Charlotte Lozier supports proposed FDA rules

Charlotte Lozier supports proposed FDA rules

Discussion and debate are under way at the U.S. Food and Drug Administration about informed consent, and a pro-life organization is supporting the direction those conversations are headed.

At the FDA, the current rules for informed consent, patient privacy, and donation of fetal tissue for research could be changed to improve accuracy and safeguards. 

Dr. David Prentice of the Charlotte Lozier Institute tells AFN the definition of “informed consent” is a loose one for a woman who is asked by an abortion clinic to donate the aborted fetus for research.
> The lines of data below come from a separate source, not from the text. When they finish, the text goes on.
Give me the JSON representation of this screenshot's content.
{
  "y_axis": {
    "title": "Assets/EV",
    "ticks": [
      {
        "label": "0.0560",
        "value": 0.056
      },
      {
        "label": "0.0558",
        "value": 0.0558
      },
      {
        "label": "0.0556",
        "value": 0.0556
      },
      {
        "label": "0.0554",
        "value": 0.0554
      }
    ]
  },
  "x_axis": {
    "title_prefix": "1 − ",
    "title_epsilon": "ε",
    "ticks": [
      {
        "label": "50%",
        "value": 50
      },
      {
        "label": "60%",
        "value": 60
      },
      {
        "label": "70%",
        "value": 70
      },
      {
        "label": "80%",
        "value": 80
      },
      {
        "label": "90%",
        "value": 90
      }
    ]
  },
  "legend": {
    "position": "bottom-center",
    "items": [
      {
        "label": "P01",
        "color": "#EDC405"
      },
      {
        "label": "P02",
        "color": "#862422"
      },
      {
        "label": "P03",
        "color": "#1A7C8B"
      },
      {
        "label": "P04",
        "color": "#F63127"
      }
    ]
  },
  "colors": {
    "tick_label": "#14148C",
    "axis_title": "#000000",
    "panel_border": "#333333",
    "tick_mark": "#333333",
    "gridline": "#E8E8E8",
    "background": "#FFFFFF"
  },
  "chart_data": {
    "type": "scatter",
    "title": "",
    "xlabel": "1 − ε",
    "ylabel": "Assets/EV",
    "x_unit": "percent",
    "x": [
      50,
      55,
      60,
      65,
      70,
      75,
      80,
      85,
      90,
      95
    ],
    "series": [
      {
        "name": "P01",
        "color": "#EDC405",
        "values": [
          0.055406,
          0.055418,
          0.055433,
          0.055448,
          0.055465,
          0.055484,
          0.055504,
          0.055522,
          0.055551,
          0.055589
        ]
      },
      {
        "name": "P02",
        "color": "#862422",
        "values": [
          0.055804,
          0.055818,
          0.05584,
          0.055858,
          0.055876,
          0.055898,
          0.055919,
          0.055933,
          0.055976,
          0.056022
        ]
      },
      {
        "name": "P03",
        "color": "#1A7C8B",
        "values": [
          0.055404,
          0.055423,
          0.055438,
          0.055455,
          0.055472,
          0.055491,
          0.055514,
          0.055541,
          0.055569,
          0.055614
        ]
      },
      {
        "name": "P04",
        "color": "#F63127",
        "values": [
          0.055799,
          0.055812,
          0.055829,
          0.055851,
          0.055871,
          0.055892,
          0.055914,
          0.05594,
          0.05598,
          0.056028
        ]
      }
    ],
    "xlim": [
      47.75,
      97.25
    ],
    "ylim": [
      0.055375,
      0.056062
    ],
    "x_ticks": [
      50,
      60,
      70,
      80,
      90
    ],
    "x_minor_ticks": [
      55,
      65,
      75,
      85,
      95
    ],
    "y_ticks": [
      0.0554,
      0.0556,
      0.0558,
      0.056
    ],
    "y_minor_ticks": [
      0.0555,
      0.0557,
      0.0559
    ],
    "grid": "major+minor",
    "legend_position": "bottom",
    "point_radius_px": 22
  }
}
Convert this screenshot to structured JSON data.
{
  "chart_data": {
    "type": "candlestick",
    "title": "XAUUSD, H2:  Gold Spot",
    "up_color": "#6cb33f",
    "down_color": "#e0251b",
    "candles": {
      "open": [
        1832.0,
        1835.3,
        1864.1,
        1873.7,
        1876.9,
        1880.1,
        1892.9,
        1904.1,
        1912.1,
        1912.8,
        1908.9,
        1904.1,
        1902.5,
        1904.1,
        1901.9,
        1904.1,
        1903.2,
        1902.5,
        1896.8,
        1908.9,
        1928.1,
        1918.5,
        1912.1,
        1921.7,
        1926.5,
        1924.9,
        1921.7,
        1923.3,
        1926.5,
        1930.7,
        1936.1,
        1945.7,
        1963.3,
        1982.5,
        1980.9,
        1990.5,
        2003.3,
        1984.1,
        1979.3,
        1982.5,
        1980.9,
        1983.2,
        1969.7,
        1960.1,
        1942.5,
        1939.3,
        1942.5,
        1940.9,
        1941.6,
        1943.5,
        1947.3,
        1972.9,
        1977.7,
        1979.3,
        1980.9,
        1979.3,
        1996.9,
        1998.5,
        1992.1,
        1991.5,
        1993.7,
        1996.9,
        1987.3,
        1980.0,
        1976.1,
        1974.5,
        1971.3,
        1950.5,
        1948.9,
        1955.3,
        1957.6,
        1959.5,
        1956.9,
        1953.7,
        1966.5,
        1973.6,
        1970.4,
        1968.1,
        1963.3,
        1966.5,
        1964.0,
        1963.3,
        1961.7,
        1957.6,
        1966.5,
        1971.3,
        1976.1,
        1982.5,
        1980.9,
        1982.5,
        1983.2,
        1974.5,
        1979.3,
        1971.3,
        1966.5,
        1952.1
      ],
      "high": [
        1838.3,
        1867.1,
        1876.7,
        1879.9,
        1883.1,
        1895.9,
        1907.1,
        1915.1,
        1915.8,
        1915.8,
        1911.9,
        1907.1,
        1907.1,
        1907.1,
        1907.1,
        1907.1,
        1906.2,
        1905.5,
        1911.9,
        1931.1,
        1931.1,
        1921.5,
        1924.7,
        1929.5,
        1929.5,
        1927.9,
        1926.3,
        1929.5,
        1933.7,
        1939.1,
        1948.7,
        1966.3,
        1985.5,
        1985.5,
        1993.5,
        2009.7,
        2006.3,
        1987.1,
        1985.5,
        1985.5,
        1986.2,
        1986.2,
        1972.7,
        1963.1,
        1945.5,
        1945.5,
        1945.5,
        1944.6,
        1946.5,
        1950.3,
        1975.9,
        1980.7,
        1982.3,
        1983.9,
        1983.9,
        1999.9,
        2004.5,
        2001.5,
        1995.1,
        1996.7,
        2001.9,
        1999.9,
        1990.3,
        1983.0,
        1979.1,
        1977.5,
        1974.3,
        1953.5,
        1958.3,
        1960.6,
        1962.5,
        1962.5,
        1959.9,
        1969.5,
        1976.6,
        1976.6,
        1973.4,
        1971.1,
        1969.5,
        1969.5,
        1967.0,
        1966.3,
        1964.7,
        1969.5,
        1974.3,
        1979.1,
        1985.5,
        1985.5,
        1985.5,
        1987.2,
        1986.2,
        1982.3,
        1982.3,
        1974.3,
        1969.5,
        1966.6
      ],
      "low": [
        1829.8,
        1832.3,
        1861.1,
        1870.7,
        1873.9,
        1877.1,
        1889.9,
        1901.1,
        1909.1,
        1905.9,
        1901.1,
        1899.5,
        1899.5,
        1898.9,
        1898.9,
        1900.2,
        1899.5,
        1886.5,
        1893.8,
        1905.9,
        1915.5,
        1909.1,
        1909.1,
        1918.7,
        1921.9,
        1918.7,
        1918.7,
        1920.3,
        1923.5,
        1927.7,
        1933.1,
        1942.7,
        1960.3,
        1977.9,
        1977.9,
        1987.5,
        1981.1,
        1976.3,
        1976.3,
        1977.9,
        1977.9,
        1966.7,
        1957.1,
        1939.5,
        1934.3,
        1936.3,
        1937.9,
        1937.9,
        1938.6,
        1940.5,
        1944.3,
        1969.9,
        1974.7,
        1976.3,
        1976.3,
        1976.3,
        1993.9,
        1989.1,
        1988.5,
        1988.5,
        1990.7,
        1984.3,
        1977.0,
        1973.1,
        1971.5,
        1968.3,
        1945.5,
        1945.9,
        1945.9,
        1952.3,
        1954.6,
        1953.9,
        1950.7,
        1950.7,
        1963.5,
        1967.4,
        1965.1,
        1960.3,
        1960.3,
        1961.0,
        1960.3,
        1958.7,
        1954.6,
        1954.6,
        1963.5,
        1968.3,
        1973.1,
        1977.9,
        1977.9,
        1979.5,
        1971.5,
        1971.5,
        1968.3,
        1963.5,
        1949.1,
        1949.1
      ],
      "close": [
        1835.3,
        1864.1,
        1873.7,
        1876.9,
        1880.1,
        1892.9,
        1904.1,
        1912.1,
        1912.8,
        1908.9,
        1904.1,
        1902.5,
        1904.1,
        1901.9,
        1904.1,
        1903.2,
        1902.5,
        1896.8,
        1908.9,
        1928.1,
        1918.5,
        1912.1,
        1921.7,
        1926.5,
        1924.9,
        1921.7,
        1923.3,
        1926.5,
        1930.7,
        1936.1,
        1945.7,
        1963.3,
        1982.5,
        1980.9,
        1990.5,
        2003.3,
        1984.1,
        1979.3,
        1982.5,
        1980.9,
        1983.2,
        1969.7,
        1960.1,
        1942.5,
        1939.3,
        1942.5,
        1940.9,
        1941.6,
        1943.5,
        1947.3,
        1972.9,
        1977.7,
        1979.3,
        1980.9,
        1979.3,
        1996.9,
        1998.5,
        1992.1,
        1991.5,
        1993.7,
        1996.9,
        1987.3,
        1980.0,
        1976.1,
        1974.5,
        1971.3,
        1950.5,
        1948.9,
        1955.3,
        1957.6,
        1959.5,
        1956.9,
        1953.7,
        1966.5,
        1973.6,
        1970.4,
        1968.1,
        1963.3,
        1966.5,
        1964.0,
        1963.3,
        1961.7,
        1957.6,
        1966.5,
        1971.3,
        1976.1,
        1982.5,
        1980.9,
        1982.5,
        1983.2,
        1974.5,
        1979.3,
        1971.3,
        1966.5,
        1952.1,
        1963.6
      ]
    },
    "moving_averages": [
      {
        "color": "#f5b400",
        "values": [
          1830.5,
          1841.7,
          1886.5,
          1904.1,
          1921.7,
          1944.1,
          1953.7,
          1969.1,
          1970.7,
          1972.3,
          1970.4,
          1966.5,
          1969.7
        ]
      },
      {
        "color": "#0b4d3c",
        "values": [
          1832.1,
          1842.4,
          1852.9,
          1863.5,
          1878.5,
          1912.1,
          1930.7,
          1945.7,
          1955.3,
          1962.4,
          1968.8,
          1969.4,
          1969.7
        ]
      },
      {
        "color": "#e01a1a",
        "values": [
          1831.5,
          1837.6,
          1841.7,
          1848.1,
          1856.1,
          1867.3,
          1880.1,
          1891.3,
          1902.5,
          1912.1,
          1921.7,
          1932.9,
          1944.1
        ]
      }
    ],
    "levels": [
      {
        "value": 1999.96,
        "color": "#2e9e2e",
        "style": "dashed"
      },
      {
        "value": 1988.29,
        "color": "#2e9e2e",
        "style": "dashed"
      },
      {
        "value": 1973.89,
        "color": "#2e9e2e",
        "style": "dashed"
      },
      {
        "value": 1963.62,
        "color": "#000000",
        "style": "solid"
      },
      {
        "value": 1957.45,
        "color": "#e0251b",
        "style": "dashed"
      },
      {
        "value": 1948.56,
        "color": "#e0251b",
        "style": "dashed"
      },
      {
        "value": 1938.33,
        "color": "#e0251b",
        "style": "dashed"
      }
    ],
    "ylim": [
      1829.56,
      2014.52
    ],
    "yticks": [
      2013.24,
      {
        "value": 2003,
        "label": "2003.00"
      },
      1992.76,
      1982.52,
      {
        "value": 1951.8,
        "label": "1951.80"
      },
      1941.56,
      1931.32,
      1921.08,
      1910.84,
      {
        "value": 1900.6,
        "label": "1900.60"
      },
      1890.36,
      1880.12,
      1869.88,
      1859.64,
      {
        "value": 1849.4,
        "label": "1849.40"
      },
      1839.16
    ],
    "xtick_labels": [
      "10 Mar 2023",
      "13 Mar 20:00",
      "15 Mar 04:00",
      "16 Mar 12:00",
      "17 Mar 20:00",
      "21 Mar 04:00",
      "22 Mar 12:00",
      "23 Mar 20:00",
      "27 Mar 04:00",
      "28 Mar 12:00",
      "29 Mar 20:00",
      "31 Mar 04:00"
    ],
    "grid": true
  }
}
“And that baby's organs and tissues can be trafficked,” he warns, “sold without any sort of notice to the woman.”

The federal government to its credit wants to change that, and Charlotte Lozier agrees.

Prentice, Dr. David (Charlotte Lozier Institute) Prentice

Another change badly needed, Prentice says, is to fix the clinic consent forms that claim aborted fetal tissue has been used to treat diseases such as cancer, AIDS, Parkinson’s, and diabetes.

“All of which is simply false,” Prentice insists, which means women are being terribly deceived by a clinic that already made money from the abortion procedure.  

Research using aborted baby body parts has not cured or developed a treatment for any disease but the ethical practice of using adult stem cells has helped millions worldwide.